Daniel Radcliffe has cast off boy wizard Harry Potter to play the voice of the 1950s Beat Generation in his new movie Kill Your Darlings – a seductive tale of friendship, gay love and even murder.
Everybody wants to have as diverse a body of work as they can possibly have, and that’s what keeps the people interested in your career
Radcliffe, 23, plays poet Allen Ginsberg aged 17 – a young, naive and closeted teen who struggles to find his place in the world years before the sexual and cultural liberation brought in by the 1960s.
As Ginsberg enters Columbia University in New York, his encounters with fellow mavericks Lucien Carr (Dane DeHaan), William S. Burroughs (Ben Foster) and Jack Kerouac (Jack Huston) bring about a new vision – the founding of the Beat Generation.
Indie film Kill Your Darlings premiered at the Sundance Film Festival to critical appraise this week and was purchased by Sony Pictures Classics for wider distribution later this year.
After 10 years and eight Harry Potter films, Radcliffe is also looking for a new place as an actor, appearing on stage in 2007 in London and New York in the drama Equus, in which he appeared fully nude, and musical How to Succeed in Business Without Really Trying in 2011.
Kill Your Darlings sees Radcliffe pushing boundaries again as Ginsberg comes of age, including a raunchy sex scene with a man.
“Everybody wants to have as diverse a body of work as they can possibly have, and that’s what keeps the people interested in your career,” said Radcliffe.
“There’s a lot to live up to, in the sense that you’re playing someone so well known, and who is revered by so many people.
“But we’re not making a reverential film about him in any way,” he added of his role as Ginsberg.
Hollywood entertainment public-ation Variety said Radcliffe gives a performance to fully “banish any semblance of Harry Potter from the big screen”.
The Hollywood Reporter review noted a scene in which Ginsberg “decisively embraces his sexuality. This will likely be viewed as a major step for the actor towards distancing himself from the Harry Potter image”.

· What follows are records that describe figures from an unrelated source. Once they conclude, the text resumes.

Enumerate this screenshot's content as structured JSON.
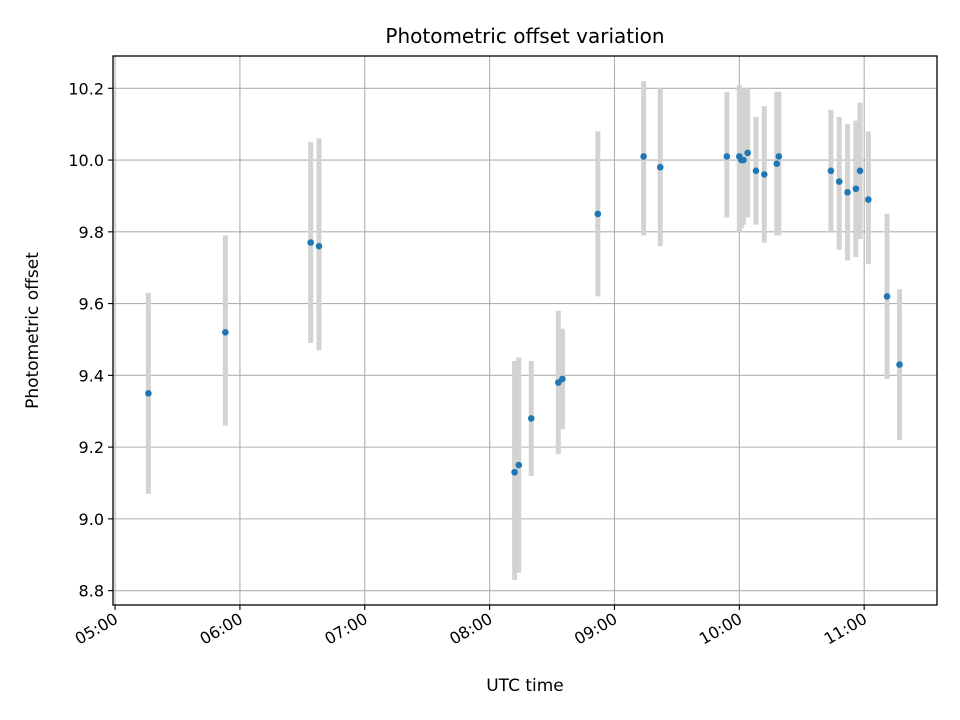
{
  "chart_data": {
    "type": "scatter",
    "title": "Photometric offset variation",
    "xlabel": "UTC time",
    "ylabel": "Photometric offset",
    "xlim": [
      "04:59",
      "11:35"
    ],
    "ylim": [
      8.76,
      10.29
    ],
    "x_ticks": [
      "05:00",
      "06:00",
      "07:00",
      "08:00",
      "09:00",
      "10:00",
      "11:00"
    ],
    "y_ticks": [
      "8.8",
      "9.0",
      "9.2",
      "9.4",
      "9.6",
      "9.8",
      "10.0",
      "10.2"
    ],
    "grid": true,
    "marker_color": "#1f77b4",
    "errorbar_color": "#d3d3d3",
    "points": [
      {
        "t": "05:16",
        "y": 9.35,
        "lo": 9.07,
        "hi": 9.63
      },
      {
        "t": "05:53",
        "y": 9.52,
        "lo": 9.26,
        "hi": 9.79
      },
      {
        "t": "06:34",
        "y": 9.77,
        "lo": 9.49,
        "hi": 10.05
      },
      {
        "t": "06:38",
        "y": 9.76,
        "lo": 9.47,
        "hi": 10.06
      },
      {
        "t": "08:12",
        "y": 9.13,
        "lo": 8.83,
        "hi": 9.44
      },
      {
        "t": "08:14",
        "y": 9.15,
        "lo": 8.85,
        "hi": 9.45
      },
      {
        "t": "08:20",
        "y": 9.28,
        "lo": 9.12,
        "hi": 9.44
      },
      {
        "t": "08:33",
        "y": 9.38,
        "lo": 9.18,
        "hi": 9.58
      },
      {
        "t": "08:35",
        "y": 9.39,
        "lo": 9.25,
        "hi": 9.53
      },
      {
        "t": "08:52",
        "y": 9.85,
        "lo": 9.62,
        "hi": 10.08
      },
      {
        "t": "09:14",
        "y": 10.01,
        "lo": 9.79,
        "hi": 10.22
      },
      {
        "t": "09:22",
        "y": 9.98,
        "lo": 9.76,
        "hi": 10.2
      },
      {
        "t": "09:54",
        "y": 10.01,
        "lo": 9.84,
        "hi": 10.19
      },
      {
        "t": "10:00",
        "y": 10.01,
        "lo": 9.8,
        "hi": 10.21
      },
      {
        "t": "10:01",
        "y": 10.0,
        "lo": 9.81,
        "hi": 10.2
      },
      {
        "t": "10:02",
        "y": 10.0,
        "lo": 9.82,
        "hi": 10.2
      },
      {
        "t": "10:04",
        "y": 10.02,
        "lo": 9.84,
        "hi": 10.2
      },
      {
        "t": "10:08",
        "y": 9.97,
        "lo": 9.82,
        "hi": 10.12
      },
      {
        "t": "10:12",
        "y": 9.96,
        "lo": 9.77,
        "hi": 10.15
      },
      {
        "t": "10:18",
        "y": 9.99,
        "lo": 9.79,
        "hi": 10.19
      },
      {
        "t": "10:19",
        "y": 10.01,
        "lo": 9.79,
        "hi": 10.19
      },
      {
        "t": "10:44",
        "y": 9.97,
        "lo": 9.8,
        "hi": 10.14
      },
      {
        "t": "10:48",
        "y": 9.94,
        "lo": 9.75,
        "hi": 10.12
      },
      {
        "t": "10:52",
        "y": 9.91,
        "lo": 9.72,
        "hi": 10.1
      },
      {
        "t": "10:56",
        "y": 9.92,
        "lo": 9.73,
        "hi": 10.11
      },
      {
        "t": "10:58",
        "y": 9.97,
        "lo": 9.78,
        "hi": 10.16
      },
      {
        "t": "11:02",
        "y": 9.89,
        "lo": 9.71,
        "hi": 10.08
      },
      {
        "t": "11:11",
        "y": 9.62,
        "lo": 9.39,
        "hi": 9.85
      },
      {
        "t": "11:17",
        "y": 9.43,
        "lo": 9.22,
        "hi": 9.64
      }
    ]
  }
}
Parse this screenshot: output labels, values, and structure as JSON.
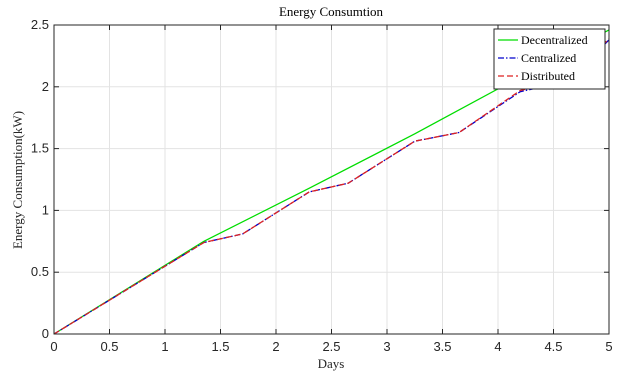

Radcliffe joins a long line of actors who have portrayed Ginsberg on film, including Ron Livingstone in 2000’s Beat and James Franco in 2010’s Howl.
“I purposely stayed away from other portrayals of (Ginsberg) because I find I am a terrible mimic, so I didn’t want to end up doing an impression of James Franco doing Allen Ginsberg,” he said.
Radcliffe added that while the film shows the four men who went on to create a literary and cultural revolution in America, the story is not solely about the birth of the Beats.
“It’s about showing how much fun they had and how they sparked off one another, and it’s that energy and vitality that launched the Beats,” Radcliffe said.
Director John Krokidas said Ginsberg’s story was central to the film because he had the biggest personal journey. “At the beginning of the film he’s very much the dutiful son ... but he never shows who he is inside, because he’s taking care of everyone else,” Krokidas said. “By the end of the film he becomes the rebel, he proclaims himself as a poet and finds his own voice.”